On Sat, 25 Jul 2020 2:00am, Chris Samuel wrote:
On Friday, 24 July 2020 9:48:35 AM PDT Paul Raines wrote:
But when I run a job on the node it runs I can find no
evidence in cgroups of any limits being set
Example job:
mlscgpu1[0]:~$ salloc -n1 -c3 -p batch --gres=gpu:quadro_rtx_6000:1 --mem=1G
salloc: Granted job allocation 17
mlscgpu1[0]:~$ echo $$
137112
mlscgpu1[0]:~$
You're not actually running inside a job at that point unless you've defined
"SallocDefaultCommand" in your slurm.conf, and I'm guessing that's not the
case there. You can make salloc fire up an srun for you in the allocation
using that option, see the docs here:
https://slurm.schedmd.com/slurm.conf.html#OPT_SallocDefaultCommand
Thank you so much. This also explains my GPU CUDA_VISIBLE_DEVICES missing
problem in my previous post.
As a new SLURM admin, I am a bit suprised at this default behavior.

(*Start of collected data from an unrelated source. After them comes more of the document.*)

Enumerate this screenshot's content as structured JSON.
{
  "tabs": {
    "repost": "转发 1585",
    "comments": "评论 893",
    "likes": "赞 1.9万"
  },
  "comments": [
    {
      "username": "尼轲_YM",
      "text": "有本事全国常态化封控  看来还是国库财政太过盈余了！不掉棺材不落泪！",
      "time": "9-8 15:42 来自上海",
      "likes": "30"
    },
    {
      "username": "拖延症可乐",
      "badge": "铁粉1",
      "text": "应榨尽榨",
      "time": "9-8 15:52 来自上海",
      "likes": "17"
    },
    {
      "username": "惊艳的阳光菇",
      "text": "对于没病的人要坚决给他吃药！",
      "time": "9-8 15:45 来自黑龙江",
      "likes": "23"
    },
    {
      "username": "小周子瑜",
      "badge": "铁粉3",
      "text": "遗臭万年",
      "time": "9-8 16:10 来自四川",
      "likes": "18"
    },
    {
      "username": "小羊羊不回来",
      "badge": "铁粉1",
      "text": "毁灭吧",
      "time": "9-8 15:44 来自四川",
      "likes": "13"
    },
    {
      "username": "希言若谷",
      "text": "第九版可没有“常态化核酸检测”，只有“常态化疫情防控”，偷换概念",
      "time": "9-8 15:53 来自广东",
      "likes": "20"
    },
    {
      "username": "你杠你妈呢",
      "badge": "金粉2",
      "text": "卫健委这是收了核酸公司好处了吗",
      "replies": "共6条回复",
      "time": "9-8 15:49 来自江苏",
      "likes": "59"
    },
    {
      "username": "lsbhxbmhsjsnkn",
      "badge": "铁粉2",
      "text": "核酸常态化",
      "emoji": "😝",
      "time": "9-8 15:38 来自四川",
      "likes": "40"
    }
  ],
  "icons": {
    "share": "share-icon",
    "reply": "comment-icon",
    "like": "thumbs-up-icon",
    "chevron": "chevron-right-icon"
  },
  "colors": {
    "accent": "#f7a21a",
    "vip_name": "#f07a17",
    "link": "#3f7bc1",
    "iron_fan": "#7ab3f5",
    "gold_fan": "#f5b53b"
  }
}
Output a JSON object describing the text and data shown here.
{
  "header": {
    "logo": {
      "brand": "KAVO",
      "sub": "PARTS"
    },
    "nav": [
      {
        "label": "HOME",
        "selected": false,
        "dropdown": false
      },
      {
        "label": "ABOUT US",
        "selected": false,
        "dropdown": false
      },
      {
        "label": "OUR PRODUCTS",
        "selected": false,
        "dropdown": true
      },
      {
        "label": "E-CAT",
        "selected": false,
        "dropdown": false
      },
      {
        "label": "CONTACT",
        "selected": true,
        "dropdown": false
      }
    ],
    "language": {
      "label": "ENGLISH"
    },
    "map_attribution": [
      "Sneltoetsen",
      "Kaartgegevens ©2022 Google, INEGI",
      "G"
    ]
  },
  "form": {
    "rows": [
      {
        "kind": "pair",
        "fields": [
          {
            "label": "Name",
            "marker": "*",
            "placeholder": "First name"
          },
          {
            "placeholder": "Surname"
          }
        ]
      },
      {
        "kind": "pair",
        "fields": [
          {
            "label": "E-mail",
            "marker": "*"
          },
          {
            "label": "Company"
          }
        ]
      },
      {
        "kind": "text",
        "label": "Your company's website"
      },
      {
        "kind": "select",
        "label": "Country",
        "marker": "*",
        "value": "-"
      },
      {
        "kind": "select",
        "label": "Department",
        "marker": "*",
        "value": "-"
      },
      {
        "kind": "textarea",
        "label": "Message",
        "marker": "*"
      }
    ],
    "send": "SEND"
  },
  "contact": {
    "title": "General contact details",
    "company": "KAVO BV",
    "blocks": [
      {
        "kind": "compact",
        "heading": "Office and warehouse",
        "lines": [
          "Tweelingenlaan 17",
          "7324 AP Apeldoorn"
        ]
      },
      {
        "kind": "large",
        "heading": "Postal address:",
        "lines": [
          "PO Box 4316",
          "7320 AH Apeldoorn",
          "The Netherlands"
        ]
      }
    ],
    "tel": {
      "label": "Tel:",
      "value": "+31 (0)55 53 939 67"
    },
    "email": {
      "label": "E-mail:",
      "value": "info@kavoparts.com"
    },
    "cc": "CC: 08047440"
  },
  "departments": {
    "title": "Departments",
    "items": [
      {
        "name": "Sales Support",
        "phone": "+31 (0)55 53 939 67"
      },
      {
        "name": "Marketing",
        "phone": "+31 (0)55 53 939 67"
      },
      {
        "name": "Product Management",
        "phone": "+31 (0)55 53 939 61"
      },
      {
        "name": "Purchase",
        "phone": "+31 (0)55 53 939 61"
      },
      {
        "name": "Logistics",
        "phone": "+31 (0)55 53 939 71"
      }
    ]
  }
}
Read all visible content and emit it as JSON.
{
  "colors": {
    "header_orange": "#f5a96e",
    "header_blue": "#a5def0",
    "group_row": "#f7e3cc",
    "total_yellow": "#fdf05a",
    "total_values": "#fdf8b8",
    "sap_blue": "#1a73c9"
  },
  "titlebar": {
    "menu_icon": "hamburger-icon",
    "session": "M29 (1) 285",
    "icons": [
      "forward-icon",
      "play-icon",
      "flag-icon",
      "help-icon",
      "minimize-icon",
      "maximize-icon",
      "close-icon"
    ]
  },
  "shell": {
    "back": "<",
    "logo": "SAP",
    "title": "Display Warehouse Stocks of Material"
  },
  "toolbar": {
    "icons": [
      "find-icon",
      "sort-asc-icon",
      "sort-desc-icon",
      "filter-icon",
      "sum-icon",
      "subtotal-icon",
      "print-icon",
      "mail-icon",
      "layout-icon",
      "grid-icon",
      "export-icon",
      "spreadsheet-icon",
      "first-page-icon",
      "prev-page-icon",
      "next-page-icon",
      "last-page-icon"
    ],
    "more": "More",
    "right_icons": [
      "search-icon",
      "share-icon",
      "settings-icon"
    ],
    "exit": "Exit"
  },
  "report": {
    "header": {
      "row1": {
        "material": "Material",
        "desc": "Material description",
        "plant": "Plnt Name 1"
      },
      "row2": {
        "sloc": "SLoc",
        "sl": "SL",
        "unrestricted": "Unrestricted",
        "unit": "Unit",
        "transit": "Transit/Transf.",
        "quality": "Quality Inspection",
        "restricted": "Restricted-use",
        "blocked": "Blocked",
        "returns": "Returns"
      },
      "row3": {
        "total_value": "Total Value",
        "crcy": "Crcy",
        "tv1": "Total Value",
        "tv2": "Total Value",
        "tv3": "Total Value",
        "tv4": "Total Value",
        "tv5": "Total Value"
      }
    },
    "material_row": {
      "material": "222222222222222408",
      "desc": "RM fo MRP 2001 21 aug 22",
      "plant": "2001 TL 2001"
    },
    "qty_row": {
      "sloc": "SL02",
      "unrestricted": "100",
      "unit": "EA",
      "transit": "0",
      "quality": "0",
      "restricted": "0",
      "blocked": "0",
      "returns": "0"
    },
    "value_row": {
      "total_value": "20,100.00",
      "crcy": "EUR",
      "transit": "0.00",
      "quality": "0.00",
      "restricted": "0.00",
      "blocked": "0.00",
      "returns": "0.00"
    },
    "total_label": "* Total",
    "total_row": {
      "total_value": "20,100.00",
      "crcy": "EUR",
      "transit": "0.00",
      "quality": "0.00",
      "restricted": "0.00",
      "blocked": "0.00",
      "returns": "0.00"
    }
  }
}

Seems like a way for users to game the system by never running srun.
The only limit I suppose that is being really enforced at that point
is walltime?
I guess I need to research srun and SallocDefaultCommand more, but is
there some way to set some kind of separate walltime limit on a
job for the time a salloc has to run srun? It is not clear if one
can make a SallocDefaultCommand that does "srun ..." that really
covers all possibilities.